Unfortunately, the public debate centres on either protecting patient privacy or improving healthcare. This is a false dichotomy.
Ethical use of data for medical research
New approaches yield the same benefits as pooling data but do not rely on sharing patients' records or companies' valuable AI models. This can be achieved by carefully separating what each partner sees while still improving prediction results.
It is now possible to design algorithms that reinforce each other in their collective analyses without exchanging data. This is accomplished by calculating and sharing technical features that are meant to preserve patient privacy and the intellectual property of the underlying data and models.
In other words, these algorithms talk to each other without actually sharing sensitive information and share their joint insights with us afterwards.

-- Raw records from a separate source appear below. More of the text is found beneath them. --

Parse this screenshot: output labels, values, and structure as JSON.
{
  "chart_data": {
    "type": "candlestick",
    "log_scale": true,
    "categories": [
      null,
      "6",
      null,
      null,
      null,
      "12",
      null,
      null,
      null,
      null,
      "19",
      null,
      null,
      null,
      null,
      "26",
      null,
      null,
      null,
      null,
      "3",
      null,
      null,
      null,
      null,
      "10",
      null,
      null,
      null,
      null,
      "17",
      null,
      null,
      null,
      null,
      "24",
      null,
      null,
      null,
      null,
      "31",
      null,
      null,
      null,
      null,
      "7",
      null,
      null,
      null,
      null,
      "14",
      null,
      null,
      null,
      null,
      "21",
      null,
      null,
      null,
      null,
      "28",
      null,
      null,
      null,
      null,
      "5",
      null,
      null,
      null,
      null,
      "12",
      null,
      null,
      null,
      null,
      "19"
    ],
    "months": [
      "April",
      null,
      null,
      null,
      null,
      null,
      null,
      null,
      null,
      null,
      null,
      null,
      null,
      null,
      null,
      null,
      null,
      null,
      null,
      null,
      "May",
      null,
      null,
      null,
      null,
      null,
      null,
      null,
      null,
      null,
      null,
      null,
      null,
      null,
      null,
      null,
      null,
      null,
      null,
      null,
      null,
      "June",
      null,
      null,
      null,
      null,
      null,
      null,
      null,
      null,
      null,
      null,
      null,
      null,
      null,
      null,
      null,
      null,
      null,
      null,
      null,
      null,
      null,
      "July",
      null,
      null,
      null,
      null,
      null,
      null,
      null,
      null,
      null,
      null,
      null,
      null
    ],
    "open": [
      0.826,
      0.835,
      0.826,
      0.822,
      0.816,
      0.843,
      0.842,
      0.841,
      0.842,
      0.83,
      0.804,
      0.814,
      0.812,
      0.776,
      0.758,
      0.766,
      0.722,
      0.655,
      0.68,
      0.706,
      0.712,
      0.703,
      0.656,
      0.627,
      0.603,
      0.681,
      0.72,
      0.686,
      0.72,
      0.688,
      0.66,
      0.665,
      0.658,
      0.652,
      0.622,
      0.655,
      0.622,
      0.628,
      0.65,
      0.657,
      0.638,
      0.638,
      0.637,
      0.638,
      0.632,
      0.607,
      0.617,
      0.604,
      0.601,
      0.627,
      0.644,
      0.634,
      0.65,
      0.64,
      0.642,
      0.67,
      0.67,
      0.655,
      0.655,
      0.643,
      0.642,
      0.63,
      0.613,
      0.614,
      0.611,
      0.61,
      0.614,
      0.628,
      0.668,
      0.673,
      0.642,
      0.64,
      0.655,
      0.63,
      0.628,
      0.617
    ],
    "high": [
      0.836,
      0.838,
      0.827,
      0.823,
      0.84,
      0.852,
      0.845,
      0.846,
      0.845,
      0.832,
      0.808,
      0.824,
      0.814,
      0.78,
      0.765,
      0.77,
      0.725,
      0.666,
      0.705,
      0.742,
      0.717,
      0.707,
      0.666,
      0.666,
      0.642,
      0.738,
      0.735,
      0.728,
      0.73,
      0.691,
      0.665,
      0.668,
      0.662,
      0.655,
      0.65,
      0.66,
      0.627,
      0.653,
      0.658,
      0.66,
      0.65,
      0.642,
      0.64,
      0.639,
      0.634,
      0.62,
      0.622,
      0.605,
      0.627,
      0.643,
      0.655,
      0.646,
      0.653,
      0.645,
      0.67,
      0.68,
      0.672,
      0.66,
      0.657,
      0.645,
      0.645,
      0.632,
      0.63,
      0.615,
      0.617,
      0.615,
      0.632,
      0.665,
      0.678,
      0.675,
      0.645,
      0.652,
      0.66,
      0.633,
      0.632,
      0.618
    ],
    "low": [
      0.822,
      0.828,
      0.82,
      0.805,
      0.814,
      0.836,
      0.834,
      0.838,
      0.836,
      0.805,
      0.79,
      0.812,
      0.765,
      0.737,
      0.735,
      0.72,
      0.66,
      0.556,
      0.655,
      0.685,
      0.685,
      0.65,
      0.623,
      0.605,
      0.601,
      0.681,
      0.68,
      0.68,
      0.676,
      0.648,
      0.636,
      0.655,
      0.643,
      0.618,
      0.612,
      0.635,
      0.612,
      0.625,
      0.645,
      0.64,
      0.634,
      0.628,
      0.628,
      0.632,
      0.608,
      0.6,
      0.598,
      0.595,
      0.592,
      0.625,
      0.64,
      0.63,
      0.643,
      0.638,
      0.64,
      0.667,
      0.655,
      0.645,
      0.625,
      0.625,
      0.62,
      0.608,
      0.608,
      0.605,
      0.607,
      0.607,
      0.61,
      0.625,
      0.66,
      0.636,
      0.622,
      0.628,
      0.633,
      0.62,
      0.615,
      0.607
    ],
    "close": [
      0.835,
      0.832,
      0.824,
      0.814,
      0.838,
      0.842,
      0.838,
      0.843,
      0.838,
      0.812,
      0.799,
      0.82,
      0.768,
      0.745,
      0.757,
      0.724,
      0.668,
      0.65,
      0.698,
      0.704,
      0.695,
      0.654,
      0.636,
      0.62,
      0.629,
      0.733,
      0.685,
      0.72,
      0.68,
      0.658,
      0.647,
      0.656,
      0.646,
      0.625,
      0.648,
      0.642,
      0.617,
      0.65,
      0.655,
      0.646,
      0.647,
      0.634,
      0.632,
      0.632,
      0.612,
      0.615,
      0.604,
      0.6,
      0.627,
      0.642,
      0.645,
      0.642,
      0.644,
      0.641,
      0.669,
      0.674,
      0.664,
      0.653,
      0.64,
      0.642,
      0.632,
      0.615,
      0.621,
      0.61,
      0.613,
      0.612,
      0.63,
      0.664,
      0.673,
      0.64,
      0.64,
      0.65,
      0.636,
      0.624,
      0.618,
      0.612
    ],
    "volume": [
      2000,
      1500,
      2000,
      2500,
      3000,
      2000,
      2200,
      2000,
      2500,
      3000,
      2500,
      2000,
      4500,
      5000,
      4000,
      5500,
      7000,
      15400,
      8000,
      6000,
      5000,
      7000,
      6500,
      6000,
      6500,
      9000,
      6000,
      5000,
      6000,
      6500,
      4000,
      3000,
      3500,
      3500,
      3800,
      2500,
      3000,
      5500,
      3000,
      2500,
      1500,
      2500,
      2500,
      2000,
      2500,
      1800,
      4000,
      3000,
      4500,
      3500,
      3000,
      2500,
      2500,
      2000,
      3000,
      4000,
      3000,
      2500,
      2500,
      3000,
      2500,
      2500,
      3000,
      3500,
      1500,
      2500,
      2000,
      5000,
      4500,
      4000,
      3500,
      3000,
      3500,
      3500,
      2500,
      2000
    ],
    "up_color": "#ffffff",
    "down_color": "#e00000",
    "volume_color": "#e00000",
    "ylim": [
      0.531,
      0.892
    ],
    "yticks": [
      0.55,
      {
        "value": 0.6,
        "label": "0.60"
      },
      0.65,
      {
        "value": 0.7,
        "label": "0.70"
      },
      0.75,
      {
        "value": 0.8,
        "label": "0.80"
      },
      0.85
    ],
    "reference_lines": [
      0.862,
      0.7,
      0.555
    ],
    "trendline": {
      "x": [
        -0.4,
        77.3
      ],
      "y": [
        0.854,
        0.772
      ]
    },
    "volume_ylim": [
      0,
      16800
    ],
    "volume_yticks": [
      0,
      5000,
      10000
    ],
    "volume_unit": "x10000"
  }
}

The solution, then, is clear: by pooling insights instead of data, citizens can have their privacy while companies and researchers advance medicine.
By pooling insights instead of data, citizens can have their privacy while companies and researchers advance medicine.
”The swiftness with which effective measures were mandated and vaccines were developed in response to the COVID-19 pandemic was a result of a global commitment to readily share available data. The need to share data is only amplified by the increasing dependence on AI in medicine, but potentially revolutionary insights often remain unavailable to the international research community. This is because data is stored in the individual silos of GPs, insurers, labs, hospitals, and pharmaceutical companies, often at a volume too low for AI to arrive at useful conclusions.
Sharing data is not only controversial; due to privacy laws, it is often impossible. Moreover, storing and managing data is costly, and an extensive dataset or sophisticated AI model can be extremely valuable. So why would any company or researcher share these with competitors?
Legislators can overcome these hurdles by implementing a system that allows parties to generate insights across data silos. Doing so can have a transformative impact on medical research while safeguarding patients' trust and protecting partners' intellectual property.
The world needs an independent data regulator
We believe the time is now to create an independent, neutral and transparent agency that can act as a data mediator. An ethical watchdog that supervises technical standards and connects data silos. When enough parties join, every organization will have access to increasingly powerful analytics regarding the most appropriate diagnosis or treatment.
Connecting data silos will significantly accelerate medical progress. For example, by studying the human genome at an unprecedentedly large scale, scientists can unlock new data to uncover who is at risk of developing cancer or becoming ill from infectious diseases such as COVID-19. Not only does this provide additional information on who to screen and protect preemptively, but it can also lead to new drug targets and therapies.
AI will also be crucial to counter wasteful spending. In the US, for example, cancer-related medical costs are estimated at over $208 billion a year. This should come as no surprise: immunotherapies often exceed $100,000 per patient and multiply once ancillary services are taken into account. Though immunotherapy can be highly effective, it does not work in a considerable number of cases and may cause harmful side effects. With enough data, doctors will be able to identify optimal treatments beforehand, increasing patients’ outcomes and quality of life while preventing unnecessary medical interventions and costs.
But most importantly, feeding AI models data improves their ability to save lives. However, patients are right to worry that their medical records – which contain sensitive information on their physical, mental and reproductive health – can be breached, hacked, or misused once centralized or shared. Legislators should understand that we only reap AI's full healthcare benefits when we connect data without harming privacy or commercial interests. Until then, data-sharing initiatives will be rife with controversy.